Russia ramps up the threat of nuclear conflict

Russia, like China, has long been known for its warmongering threats when under pressure. But more than two years on from the massive escalation of the Russo-Ukrainian war that began in 2014, the Kremlin has pumped up its sabre-rattling rhetoric towards the West and NATO nations. Former Russian president Dmitry Medvedev has spoken of “total war” if Russia is forced to return to the 1991 borders established at the collapse of the Soviet Union. From the bunker that is the Kremlin come threats of Russia using the “entire strategic arsenal of our state” to fire missiles at London, Washington, Berlin and Kiev. Medvedev, a close ally of Russian leader Vladimir Putin, added that missiles would also strike “all other beautiful historical places that have long been included in the flight targets of our nuclear triad.” He continued: “We have the courage to do this if the disappearance of a thousand-year-old country, our great Motherland, is at stake.” Meanwhile, after prompting from UK Foreign Secretary, Lord Cameron, the USA has approved a package of between $75bn and $97bn in humanitarian, financial and military support for Ukraine, making the nation the top recipient of American aid. The former prime minister says he wants all Ukraine’s allies to “do more” to help defeat Russia and that together they can “outmatch” Putin’s regime. In an interview with Sky News, Cameron said: “What I’m clear about is that Britain is absolutely in the lead of providing support [to Ukraine]. The first to provide so many different weapons systems and, of course, first to give the new security guarantees to Ukraine. Now others are following that.”

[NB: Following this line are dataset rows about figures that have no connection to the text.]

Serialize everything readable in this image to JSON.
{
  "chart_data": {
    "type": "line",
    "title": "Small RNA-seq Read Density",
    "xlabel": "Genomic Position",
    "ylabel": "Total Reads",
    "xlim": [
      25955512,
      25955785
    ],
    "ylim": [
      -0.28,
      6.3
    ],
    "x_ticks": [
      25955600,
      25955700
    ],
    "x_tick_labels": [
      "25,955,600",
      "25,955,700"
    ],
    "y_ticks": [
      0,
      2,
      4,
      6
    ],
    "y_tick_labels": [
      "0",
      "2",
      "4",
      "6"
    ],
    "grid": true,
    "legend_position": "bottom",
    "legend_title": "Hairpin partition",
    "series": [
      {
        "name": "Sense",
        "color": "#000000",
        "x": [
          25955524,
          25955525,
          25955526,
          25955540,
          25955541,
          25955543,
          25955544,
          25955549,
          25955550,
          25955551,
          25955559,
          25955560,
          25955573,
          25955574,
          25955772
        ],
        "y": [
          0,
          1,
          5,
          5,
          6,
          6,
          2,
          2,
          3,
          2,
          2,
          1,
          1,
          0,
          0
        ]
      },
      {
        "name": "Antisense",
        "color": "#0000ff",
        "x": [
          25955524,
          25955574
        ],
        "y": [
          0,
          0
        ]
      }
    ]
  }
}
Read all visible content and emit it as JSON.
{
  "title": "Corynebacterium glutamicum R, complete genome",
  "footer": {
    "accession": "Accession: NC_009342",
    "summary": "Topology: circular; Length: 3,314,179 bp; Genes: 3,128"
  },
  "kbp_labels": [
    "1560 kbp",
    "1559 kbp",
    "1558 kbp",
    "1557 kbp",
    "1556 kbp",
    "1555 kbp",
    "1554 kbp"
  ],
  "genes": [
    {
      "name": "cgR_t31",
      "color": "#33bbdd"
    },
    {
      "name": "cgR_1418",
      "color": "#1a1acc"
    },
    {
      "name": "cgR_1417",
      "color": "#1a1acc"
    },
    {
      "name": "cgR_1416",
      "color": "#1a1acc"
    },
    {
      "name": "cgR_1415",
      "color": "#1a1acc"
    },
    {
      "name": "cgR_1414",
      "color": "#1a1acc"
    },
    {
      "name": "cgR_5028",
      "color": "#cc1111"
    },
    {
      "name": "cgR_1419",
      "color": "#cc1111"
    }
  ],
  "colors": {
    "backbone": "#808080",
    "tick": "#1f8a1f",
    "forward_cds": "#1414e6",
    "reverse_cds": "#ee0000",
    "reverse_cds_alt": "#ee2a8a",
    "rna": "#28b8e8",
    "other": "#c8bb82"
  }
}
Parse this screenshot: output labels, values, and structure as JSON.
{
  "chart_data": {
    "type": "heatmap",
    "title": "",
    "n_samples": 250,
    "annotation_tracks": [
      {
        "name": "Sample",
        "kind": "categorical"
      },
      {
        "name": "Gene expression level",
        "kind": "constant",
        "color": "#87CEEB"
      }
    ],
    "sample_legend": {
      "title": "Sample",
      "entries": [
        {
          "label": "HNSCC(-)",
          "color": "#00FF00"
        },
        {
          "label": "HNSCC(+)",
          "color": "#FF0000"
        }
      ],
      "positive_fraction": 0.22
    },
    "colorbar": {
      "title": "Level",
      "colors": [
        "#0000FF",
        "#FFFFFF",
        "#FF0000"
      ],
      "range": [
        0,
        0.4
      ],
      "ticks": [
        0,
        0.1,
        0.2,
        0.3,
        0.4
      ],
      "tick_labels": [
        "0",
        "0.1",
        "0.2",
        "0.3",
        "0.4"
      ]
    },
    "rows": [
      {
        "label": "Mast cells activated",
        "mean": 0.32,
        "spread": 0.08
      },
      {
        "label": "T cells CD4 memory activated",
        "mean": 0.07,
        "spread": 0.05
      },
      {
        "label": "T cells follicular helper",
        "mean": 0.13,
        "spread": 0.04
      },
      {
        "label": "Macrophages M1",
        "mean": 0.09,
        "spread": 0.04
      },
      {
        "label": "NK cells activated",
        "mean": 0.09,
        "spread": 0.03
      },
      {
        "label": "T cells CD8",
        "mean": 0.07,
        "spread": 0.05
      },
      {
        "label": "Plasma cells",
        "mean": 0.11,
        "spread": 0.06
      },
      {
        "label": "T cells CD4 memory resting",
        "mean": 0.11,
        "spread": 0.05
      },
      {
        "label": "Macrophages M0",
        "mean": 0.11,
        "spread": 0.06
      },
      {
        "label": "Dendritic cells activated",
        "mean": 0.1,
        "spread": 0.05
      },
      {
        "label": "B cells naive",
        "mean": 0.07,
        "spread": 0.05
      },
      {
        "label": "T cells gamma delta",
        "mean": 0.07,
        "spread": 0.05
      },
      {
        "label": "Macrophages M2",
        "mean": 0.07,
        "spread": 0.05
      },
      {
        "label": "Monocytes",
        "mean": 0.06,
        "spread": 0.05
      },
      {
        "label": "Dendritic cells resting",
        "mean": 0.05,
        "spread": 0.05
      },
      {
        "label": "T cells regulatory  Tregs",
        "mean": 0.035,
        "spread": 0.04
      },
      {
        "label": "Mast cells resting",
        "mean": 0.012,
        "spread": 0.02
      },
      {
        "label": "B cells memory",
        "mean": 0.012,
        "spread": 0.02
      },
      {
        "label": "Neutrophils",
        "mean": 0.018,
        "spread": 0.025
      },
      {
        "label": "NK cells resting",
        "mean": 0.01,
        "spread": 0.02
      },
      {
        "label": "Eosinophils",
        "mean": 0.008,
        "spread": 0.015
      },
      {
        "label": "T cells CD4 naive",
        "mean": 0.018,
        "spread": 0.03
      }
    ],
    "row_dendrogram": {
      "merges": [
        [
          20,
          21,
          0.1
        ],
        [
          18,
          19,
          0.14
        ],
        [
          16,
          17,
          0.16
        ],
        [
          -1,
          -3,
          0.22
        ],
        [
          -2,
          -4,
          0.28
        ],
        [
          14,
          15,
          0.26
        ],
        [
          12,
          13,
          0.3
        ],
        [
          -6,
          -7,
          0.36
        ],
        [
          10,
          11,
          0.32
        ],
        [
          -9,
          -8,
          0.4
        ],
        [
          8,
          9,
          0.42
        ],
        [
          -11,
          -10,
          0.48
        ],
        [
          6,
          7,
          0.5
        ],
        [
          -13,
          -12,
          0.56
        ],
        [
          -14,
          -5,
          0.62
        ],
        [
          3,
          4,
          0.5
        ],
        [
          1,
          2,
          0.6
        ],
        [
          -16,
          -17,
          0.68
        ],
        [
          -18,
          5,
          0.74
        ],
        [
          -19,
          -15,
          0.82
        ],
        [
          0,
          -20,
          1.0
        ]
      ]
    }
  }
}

With Russian missiles aimed at strategic targets across the globe, can Britain, or even the USA, offer security guarantees to any nation?

But with Russian missiles aimed at strategic targets across the globe, can Britain, or even the USA, offer security guarantees to any nation? The Middle East, where Israel has received condemnation for its seemingly merciless reprisals on Gaza following the 7 October Hamas attack on Israeli settlements, is another tinderbox ready to spark further conflict across the entire region. And since January, the USA and Britain have made multiple strikes on Houthi targets in Yemen, in response to the surge of missile and drone attacks on international commercial shipping by the Iran-backed militia group. These are the headline-grabbing conflicts; other wars, less well reported, continue to be waged across the planet – some large, some small, some recent, some lasting decades.

Meantime, the major nations take sides, the politicians posture, certain individuals – as demonstrated since the beginning of the Israel-Hamas conflict – make incendiary anti-Semitic or anti-Muslim comments that encourage hatred and violent actions here at home as well as in war zones. The planet seems more divided and more perilously poised on the brink of global conflict than at any time since the end of WWII. Could it actually happen? Could one of the major players actually push the nuclear button? Putin, after so long in power, now frequently appears vague and unstable. Trump, who might well regain the US presidency this year, is a loose cannon with a proven capacity to act first and think afterwards. But a third world war would leave no opportunity to reflect after the event. A nuclear world war would be brief and terminal. There would be no winners, no victory celebrations, no annual remembrance days no memorials to the fallen. It seems impossible even to consider such an outcome, and yet it is possible. Is there anyone out there who could make world leaders and warmongers see sense, calm the turmoil, and bring some sort of lasting peace to this turbulent planet? Or is it already too late? Has the final countdown already begun?